The Shift Around Feat(learning-engine): Q-Table & RL

by Jule 53 views
The Shift Around Feat(learning-engine): Q-Table & RL

The LearningEngine stores Q-values, configuration, and reinforcement learning state entirely in memory - meaning every trained model, eligibility trace, and actor weight vanishes with a single MCP restart. What users don’t realize: hooks_learning_config settings disappear too, crashing epsilon values and forcing a full re-bootstrap each session.

Root cause runs deep: exports fail to capture eligibilityTraces and actorWeights, imports ignore stored Maps, and no atomic persistence file exists. The default intelligence.json bloats with unbounded reward history, making recovery impossible.

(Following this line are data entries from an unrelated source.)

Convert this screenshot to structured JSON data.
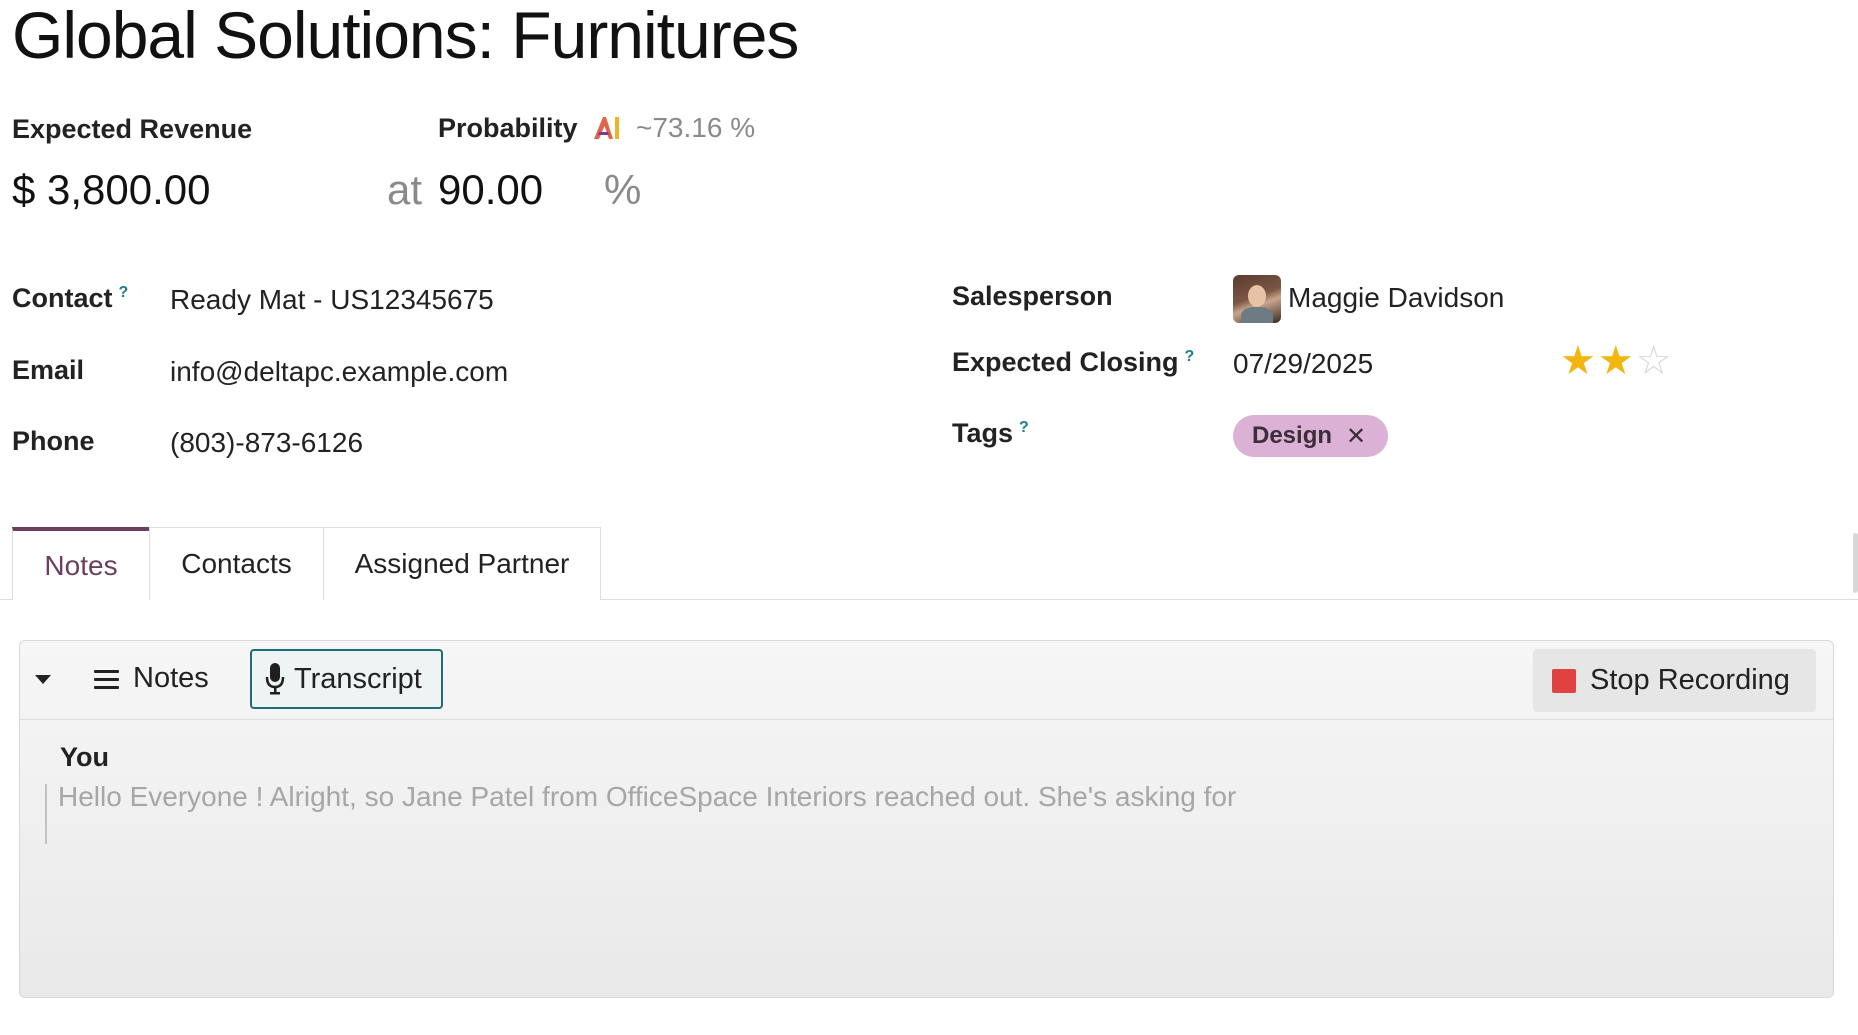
{
  "record": {
    "title": "Global Solutions: Furnitures",
    "expected_revenue_label": "Expected Revenue",
    "expected_revenue_value": "$ 3,800.00",
    "at_label": "at",
    "probability_label": "Probability",
    "ai_estimate": "~73.16 %",
    "probability_value": "90.00",
    "percent_sign": "%"
  },
  "left_fields": {
    "contact_label": "Contact",
    "contact_value": "Ready Mat - US12345675",
    "email_label": "Email",
    "email_value": "info@deltapc.example.com",
    "phone_label": "Phone",
    "phone_value": "(803)-873-6126"
  },
  "right_fields": {
    "salesperson_label": "Salesperson",
    "salesperson_value": "Maggie Davidson",
    "expected_closing_label": "Expected Closing",
    "expected_closing_value": "07/29/2025",
    "priority_stars": 2,
    "priority_max": 3,
    "tags_label": "Tags",
    "tags": [
      "Design"
    ]
  },
  "help_marker": "?",
  "tabs": [
    {
      "label": "Notes",
      "active": true
    },
    {
      "label": "Contacts",
      "active": false
    },
    {
      "label": "Assigned Partner",
      "active": false
    }
  ],
  "notes_panel": {
    "notes_label": "Notes",
    "transcript_label": "Transcript",
    "stop_recording_label": "Stop Recording",
    "speaker": "You",
    "transcript_text": "Hello Everyone ! Alright, so Jane Patel from OfficeSpace Interiors reached out. She's asking for"
  },
  "icons": {
    "ai": "ai-sparkle-icon",
    "star_on": "★",
    "star_off": "☆",
    "tag_remove": "✕",
    "hamburger": "hamburger-icon",
    "mic": "microphone-icon",
    "stop": "stop-square-icon",
    "caret": "caret-down-icon"
  },
  "colors": {
    "accent": "#6b3f5d",
    "tag_bg": "#dcb1d6",
    "star": "#f3b50f",
    "help": "#1a7f8e",
    "stop": "#e04242",
    "transcript_border": "#1e6f74"
  }
}
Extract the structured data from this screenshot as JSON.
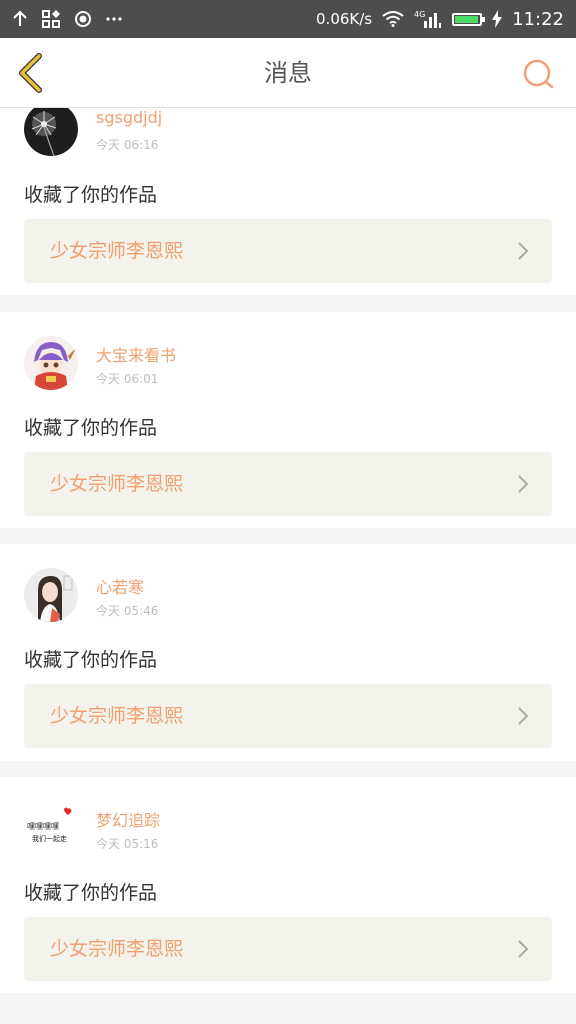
{
  "status_bar": {
    "network_speed": "0.06K/s",
    "time": "11:22",
    "signal_label": "4G",
    "battery_level": 0.95,
    "battery_color": "#4cd964"
  },
  "header": {
    "title": "消息",
    "back_icon": "chevron-left-icon",
    "search_icon": "search-icon"
  },
  "colors": {
    "accent": "#f0a070",
    "back_arrow": "#e6c23a",
    "work_box_bg": "#f3f3eb"
  },
  "messages": [
    {
      "user": "sgsgdjdj",
      "time": "今天 06:16",
      "action": "收藏了你的作品",
      "work_title": "少女宗师李恩熙",
      "avatar": "dandelion-avatar"
    },
    {
      "user": "大宝来看书",
      "time": "今天 06:01",
      "action": "收藏了你的作品",
      "work_title": "少女宗师李恩熙",
      "avatar": "anime-girl-avatar"
    },
    {
      "user": "心若寒",
      "time": "今天 05:46",
      "action": "收藏了你的作品",
      "work_title": "少女宗师李恩熙",
      "avatar": "portrait-avatar"
    },
    {
      "user": "梦幻追踪",
      "time": "今天 05:16",
      "action": "收藏了你的作品",
      "work_title": "少女宗师李恩熙",
      "avatar": "text-heart-avatar",
      "avatar_text_line1": "嘿嘿嘿嘿",
      "avatar_text_line2": "我们一起走"
    }
  ]
}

Here is the deal: every feature hinges on reliable state retention. Without persistent Q-tables and full RL context, even the best training feels like starting over daily.

  • Complete export() to serialize all internal Maps, not just core values
  • Make import() fully restore the full state with safe defaults
  • Save to .ruvector/learning-state.json using atomic tmp → rename for safety
  • Auto-load state on MCP startup to eliminate manual re-boot
  • Cap rewardHistory at 500 to prevent unbounded memory bloat

Looking ahead, RVF’s POLICY_KERNEL must hold Q-tables as first-class state - extending Thompson Sampling into a full cognitive container for advanced RL. This aligns with emerging standards like ADR-029 (RVF Canonical Format) and ADR-036 (AGI Cognitive Container), turning fragmented state into modular, persistent intelligence.

Users face a quiet crisis: every training gain evaporates on restart. The question isn’t if persistence is needed - it’s when the system will finally catch up.